“Bagi Amerika, sejak dulu
dan hingga saat ini, tak ada fundamentalisme atau terorisme, yang ada adalah
kebutuhan bahan-bakar. Mereka (Amerika) memang tidak bernegosiasi dengan para
teroris, karena mereka lah yang membiayai dan menciptakan fron-fron terorisme”
Dalam prakata alias
pengantar Knowledge of Language, Noam Chomsky bertanya bagaimana
bisa orang hanya sedikit tahu tentang struktur dan fungsi masyarakat mereka
sendiri, padahal begitu banyak fakta yang tersebar. Dia menyebut hal ini
sebagai “Masalah Orwell (Orwell’s Problem)” dan mendefinisikannya sebagai
“kemampuan sistem totalitarian untuk menanamkan pengaruhnya yang kemudian
diterimanya secara luas, meski tidak punya dasar sama sekali yang divariasikan
dengan hanya menyodorkan fakta gamblang tentang dunia di sekitar kita.”
Sementara itu George
Orwell adalah nama pena dari Eric Arthur Blair, yang lahir pada tahun 1903 di
Motohari, India, anak seorang Menteri Kolonial Inggris. Orwell menciptakan
suatu kerangka untuk menganalisa propaganda politik dan kontrol pikiran yang
kemudian menjadi bagian dari dongeng modern.
Sayangnya, para pembuat
propaganda barangkali lebih mendalami analisis Owell daripada mereka yang
menjadi target pencucian otak atau indoktrinasi.

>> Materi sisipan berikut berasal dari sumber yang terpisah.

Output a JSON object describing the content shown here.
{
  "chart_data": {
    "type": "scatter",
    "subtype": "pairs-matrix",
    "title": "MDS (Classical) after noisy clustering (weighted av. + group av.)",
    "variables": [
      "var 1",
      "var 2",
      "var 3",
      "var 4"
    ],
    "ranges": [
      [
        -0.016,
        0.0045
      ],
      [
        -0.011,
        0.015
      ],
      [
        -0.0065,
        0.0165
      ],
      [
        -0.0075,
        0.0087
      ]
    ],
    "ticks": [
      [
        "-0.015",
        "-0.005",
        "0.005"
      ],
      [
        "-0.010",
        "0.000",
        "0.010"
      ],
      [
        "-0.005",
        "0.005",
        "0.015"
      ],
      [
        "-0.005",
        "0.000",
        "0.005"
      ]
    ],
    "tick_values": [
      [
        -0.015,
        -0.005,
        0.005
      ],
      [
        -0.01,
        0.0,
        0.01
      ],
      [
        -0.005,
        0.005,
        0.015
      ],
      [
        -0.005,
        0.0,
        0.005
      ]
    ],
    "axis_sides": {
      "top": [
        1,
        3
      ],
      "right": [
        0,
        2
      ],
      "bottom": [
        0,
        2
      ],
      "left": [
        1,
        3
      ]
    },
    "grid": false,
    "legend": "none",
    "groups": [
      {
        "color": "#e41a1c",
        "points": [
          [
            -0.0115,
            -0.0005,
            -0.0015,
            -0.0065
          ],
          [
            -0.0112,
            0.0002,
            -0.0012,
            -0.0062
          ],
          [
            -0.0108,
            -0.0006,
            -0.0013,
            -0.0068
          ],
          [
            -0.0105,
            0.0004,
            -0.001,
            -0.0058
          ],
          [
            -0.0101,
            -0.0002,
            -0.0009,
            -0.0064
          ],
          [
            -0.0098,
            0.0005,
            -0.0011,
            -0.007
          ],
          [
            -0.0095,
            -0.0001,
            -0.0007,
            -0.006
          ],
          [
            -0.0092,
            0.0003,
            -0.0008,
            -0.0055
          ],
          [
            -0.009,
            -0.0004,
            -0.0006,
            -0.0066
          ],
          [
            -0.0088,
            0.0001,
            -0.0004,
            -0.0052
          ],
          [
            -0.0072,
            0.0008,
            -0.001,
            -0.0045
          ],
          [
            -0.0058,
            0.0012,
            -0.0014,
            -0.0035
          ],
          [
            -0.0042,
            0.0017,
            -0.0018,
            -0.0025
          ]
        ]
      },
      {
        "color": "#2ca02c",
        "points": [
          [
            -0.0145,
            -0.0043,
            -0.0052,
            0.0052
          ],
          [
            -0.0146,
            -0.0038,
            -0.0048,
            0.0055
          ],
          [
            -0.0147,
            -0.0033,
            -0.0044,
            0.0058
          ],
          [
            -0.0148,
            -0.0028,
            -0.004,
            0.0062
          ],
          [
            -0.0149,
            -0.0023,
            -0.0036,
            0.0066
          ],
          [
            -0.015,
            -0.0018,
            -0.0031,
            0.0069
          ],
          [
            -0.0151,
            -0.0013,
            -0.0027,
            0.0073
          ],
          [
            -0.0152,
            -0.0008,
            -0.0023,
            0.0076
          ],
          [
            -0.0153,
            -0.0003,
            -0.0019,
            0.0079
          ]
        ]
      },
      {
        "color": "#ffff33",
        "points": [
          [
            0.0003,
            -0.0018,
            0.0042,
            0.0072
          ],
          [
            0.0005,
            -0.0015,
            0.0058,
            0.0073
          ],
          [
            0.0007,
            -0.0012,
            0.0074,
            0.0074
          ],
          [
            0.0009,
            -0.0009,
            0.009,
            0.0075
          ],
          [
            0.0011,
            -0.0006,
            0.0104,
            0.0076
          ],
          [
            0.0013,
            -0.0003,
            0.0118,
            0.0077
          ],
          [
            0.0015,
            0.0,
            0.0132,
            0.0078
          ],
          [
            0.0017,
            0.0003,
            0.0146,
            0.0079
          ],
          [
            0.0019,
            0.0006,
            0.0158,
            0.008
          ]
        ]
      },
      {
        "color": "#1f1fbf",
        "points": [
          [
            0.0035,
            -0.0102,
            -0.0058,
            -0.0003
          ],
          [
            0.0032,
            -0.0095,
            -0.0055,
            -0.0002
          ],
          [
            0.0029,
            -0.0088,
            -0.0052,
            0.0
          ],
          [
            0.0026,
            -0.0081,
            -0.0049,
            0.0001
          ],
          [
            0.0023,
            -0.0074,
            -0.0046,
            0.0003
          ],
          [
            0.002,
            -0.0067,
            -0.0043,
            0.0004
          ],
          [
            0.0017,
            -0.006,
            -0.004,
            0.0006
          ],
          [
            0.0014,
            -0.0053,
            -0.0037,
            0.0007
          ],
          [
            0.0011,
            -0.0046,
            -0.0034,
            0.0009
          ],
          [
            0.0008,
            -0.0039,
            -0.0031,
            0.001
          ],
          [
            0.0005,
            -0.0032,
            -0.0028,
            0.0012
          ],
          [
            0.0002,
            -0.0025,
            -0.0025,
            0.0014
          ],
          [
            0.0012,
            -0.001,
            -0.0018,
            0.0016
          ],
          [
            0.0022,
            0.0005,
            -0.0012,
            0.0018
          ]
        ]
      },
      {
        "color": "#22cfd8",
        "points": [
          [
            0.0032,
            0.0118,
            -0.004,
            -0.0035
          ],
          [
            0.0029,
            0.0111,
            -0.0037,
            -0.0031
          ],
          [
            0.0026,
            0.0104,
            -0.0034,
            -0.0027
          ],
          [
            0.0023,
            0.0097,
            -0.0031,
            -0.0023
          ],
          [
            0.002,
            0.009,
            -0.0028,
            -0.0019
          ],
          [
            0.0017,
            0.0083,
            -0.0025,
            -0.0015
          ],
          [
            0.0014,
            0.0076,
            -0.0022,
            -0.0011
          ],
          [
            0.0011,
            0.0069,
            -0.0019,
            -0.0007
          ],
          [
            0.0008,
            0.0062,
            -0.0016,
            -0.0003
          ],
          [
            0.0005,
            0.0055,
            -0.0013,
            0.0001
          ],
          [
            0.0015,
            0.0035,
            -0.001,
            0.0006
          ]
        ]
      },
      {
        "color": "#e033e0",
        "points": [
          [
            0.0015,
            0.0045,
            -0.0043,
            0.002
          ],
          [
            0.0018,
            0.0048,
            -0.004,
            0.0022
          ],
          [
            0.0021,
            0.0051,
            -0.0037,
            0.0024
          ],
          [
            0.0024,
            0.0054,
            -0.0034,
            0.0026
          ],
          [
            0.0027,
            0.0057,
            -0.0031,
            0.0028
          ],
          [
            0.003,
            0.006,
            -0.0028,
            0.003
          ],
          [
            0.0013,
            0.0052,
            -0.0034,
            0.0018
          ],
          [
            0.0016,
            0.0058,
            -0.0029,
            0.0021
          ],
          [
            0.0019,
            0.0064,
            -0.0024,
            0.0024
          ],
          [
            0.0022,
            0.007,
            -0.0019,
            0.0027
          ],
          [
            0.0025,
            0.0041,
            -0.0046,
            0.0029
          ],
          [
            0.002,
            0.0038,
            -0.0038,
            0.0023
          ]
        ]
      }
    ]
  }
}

Buku Orwell yang berjudul Homage To Catalonia (1938) ditulis dari
pengalamannya sendiri ketika ia masih bergabung dengan kaum loyalis Spanyol dan
mengalami luka berat ketika terjadi perang saudara di Spanyol.
George Orwell sempat
menyaksikan hari-hari awal fasisme ketika diterapkan di Spanyol di bawah
pimpinan diktator Franco. Karakteristik Fasisme yang kemudian dikenal luas
meliputi: kontrol privat atas kekayaan dan sumber daya secara terpusat, kontrol
atas informasi, investasi besar-besaran di bidang peralatan tempur, penindasan
gerakan serikat buruh dan gerakan demokratis populer, agresi militer yang
memperluas wilayah, dan lain sebagainya.
Fasisme adalah hasil
pengembangan secara alamiah dari sistem monarki. Keturunan kaum aristokrat pada
zaman industrilah yang mengembangkannya ketika mereka menyadari bahwa dengan
memproduksi dan menjual alat-alat perang akan dapat diraup keuntungan yang luar
biasa besarnya.
Novel populer George
Orwell, 1984 (yang diterbitkan tahun 1949), melukiskan suatu dunia di mana ada
tiga superpower utama yang terus berusaha mempertahankan adanya perang, yang
secara periodik menggantikan musuh-musuhnya. Perang amat penting bagi negara,
untuk menjalankan roda perekonomian mereka dan struktur kontrolnya.
Banyak konsep dan
ekspressi dari buku 1984 (umpamanya, thought crime dan thought police) menjadi
pembicaraan kita sehari-hari. Kementerian kebenaran (MI-nistry of truth) adalah
tempat di mana Winston, pahlawan dalam buku 1984, bekerja “membersihkan”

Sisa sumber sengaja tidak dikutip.